これと主従・忠孝をモラルの基礎とする儒教は、血縁や主従関係と言ういわば閉ざされた関係の秩序原理です。
儒教が主たる対象にしていなかった商工業や芸術関係、サービス業が発達してくると、徒弟関係は主従の修正版として置き換えて何とかなるとしても、特に見知らぬ者同士が取引することを基本原理とする商業社会では、無理が出てきます。
初対面関係のルール・・相手が年長かどうか身分の上下では無く、相手が年下だろうが、客かどうかこそが価値基準の基礎であり、そのときの商業ルールが必要になったのです。
他方で、客を大切にする思想が商品の品質確保その他の商道徳・・知財の尊重その他ルールも必須となってきますが、儒教をいくら勉強してもこれの基準にならないのです。
江戸時代にはいって商工業が発達して来ると、親子主従中心の儒教道徳では賄いきれませんから、無関係な他人間でも妥当する個別具体的な場合に備えてのいろんな法令集が必要なことがはっきりしてきたのが、吉宗による公事方御定書編纂の時代です。
こうして、さらに法律家の中でも吟味与力、公事方、勝手方与力など官僚の専門分化が進んできたことを、10/17/06「法律専門職の発生2(大蔵省と勘定奉行・・勝手方の違い)」のコラムで紹介しました。

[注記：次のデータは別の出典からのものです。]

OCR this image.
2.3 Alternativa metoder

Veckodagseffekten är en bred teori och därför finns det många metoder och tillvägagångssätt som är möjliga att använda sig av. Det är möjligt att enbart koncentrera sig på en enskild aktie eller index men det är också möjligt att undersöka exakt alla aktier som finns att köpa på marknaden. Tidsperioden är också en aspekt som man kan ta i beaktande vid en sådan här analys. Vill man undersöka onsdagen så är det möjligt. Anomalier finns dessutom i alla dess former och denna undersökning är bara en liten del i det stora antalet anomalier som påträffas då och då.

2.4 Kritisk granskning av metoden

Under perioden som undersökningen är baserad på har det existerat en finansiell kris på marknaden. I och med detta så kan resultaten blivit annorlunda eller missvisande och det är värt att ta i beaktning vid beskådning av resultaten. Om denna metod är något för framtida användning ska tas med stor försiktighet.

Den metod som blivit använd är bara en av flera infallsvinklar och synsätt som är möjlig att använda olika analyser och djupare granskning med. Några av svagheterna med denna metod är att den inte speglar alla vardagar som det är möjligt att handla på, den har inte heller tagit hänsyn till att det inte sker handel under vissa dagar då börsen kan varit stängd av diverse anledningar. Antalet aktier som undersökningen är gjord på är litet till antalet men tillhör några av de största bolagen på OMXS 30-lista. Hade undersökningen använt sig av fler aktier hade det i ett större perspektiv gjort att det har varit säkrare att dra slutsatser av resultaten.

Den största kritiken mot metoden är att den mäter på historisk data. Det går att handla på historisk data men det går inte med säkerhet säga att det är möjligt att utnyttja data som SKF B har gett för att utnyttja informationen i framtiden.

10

このように、社会の仕組みが進んで来たので大まかな仏教どころか小うるさい儒教でさえも、対応できなくなって、これを具体的規律・・法規集にする作業がわが国でも進んでいたのです。
儒教道徳は、血縁の親疎重視・・身内重視ひいては、エコひいき・・現在的定義では能力や成績にかかわらない基準による取り扱い・・不公正取り扱いこそが正しいとするモラルですから、現在のチベット弾圧、人種差別・異民族大量虐殺にも繋がりやすいでしょう。
中国でのサッカーその他国際スポーツ大会での観衆、関係者のモラルの低さ、・・自国民を有利にする運営、他国選手へのブーイングなどは、彼ら・・儒教道徳からすれば、褒められるべき行為?となるのでしょうか。
中国は、品質に関する信用がない・商業モラルが低い、泥棒集団のイメージが強いのは、儒教道徳の長かった中国では、血縁の輪・主従の輪等の関係からはずれた赤の他人に対しては、元々ルールがないからです。
ご存知のように、諸子百家の一つの墨子集団は、儒家の血縁重視に対して博愛を訴えていたのですが、儒家の血縁重視の思想に合わないとして、徐々に「墨守」することしか知らないと言うばか者扱いされたレッテルを貼られていくのです。
墨子に対する儒家の敵対的思想は、儒家の本質・・・部外者には何をしてもいいと言う思想を積極的に表しているのです。
「血縁や主従等の関係集団以外には粗悪品を売りつけようと騙そうと盗もうと何をしても構わない」
と言う倫理観に発展し、これが、現在の中国人の一般的意識になっているのは、儒教の排外意識が根底にあるからでしょう。